# CapstoneData Wrangling


Data wrangling is the second step in the Data Science Method. This step consists of multiple components including Data Collection, Data Organization, Data Definitions, and Data Cleaning.  



**The Data Science Method**  


1.   Problem Identification 

2.   **Data Wrangling** 
  * Data Collection
      - Locating the data
      - Data loading
      - Data joining
   * Data Organization
      -  File structure
      -  Git & Github
  * Data Definition
      - Column names
      - Data types (numeric, categorical, timestamp, etc.)
      - Description of the columns
      - Count or percent per unique values or codes (including NA)
      - The range of values or codes  
  * Data Cleaning
      - NA or missing data
      - Duplicates
 
3.   Exploratory Data Analysis 

4.   Pre-processing and Training Data Development

5.   Modeling 

6.   Documentation





## Data Collection

First, you'll load the needed packages and modules into Python. Then you'll load the data into a pandas dataframe for ease of use.
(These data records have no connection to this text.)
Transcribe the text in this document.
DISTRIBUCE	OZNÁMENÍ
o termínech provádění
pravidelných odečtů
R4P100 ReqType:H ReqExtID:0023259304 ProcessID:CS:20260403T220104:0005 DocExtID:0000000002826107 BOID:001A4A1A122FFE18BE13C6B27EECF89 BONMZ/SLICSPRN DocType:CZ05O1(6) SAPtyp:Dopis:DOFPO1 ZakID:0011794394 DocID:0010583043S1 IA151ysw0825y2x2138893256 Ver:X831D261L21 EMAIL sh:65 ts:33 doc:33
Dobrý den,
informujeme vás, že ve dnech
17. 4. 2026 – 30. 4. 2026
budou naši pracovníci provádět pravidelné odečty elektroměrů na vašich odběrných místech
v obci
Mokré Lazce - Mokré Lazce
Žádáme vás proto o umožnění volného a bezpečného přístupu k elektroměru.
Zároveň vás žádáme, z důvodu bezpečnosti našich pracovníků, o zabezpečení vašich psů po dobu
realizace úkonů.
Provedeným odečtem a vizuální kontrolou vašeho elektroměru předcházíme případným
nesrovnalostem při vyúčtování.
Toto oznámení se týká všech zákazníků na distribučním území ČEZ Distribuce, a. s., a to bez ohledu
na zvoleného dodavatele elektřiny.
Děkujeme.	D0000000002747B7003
Run the cell below to get started.

#In this exercise we are going to cover 4 areas of Data Preparation
#1 - Data Load
#2 - Data Organsation
#3 - Data Definition
#4 - Data Cleaning

In [1]:
#load python packages
import os
import pandas as pd
import datetime
import seaborn as sns
import matplotlib.pyplot as plt
import numpy as np
%matplotlib inline

**<font color='teal'> Print the current working directory </font>**

In [2]:
os.getcwd()

'/Users/deepankarsingh/Data science/capstone project_demand_prediction/notebook'

### Load the data from the csv file
Data has been taken from kaggle .
Link for the data - https://www.kaggle.com/veeralakrishna/predict-demand?select=test.csv
File name as saved in the drive - `sales_data.csv`


<font color='teal'> **Load the data into a pandas dataframe and print the first five rows of the dataframe.**</font>

In [3]:
df = pd.read_csv("sales_data.csv" ,index_col= 'id' ,parse_dates = ['date'])
df.head()

Unnamed: 0_level_0,date,city,lat,long,pop,shop,brand,container,capacity,price,quantity
id,Unnamed: 1_level_1,Unnamed: 2_level_1,Unnamed: 3_level_1,Unnamed: 4_level_1,Unnamed: 5_level_1,Unnamed: 6_level_1,Unnamed: 7_level_1,Unnamed: 8_level_1,Unnamed: 9_level_1,Unnamed: 10_level_1,Unnamed: 11_level_1
0.0,2012-01-31,Athens,37.97945,23.71622,672130.0,shop_1,kinder-cola,glass,500ml,0.96,13280.0
1.0,2012-01-31,Athens,37.97945,23.71622,672130.0,shop_1,kinder-cola,plastic,1.5lt,2.86,6727.0
2.0,2012-01-31,Athens,37.97945,23.71622,672130.0,shop_1,kinder-cola,can,330ml,0.87,9848.0
3.0,2012-01-31,Athens,37.97945,23.71622,672130.0,shop_1,adult-cola,glass,500ml,1.0,20050.0
4.0,2012-01-31,Athens,37.97945,23.71622,672130.0,shop_1,adult-cola,can,330ml,0.39,25696.0


## Data Organization

Data organization for this guided capstone involves creating a basic project folder structure. As you read in the Medium article introducing the data wrangling step, this step is often completed using Github or a module such as cookiecutter. Now that you have your data and your notebook pointing to your working project directory, let's start by printing the current file location. You'll then create a few subfolders to keep your project organized.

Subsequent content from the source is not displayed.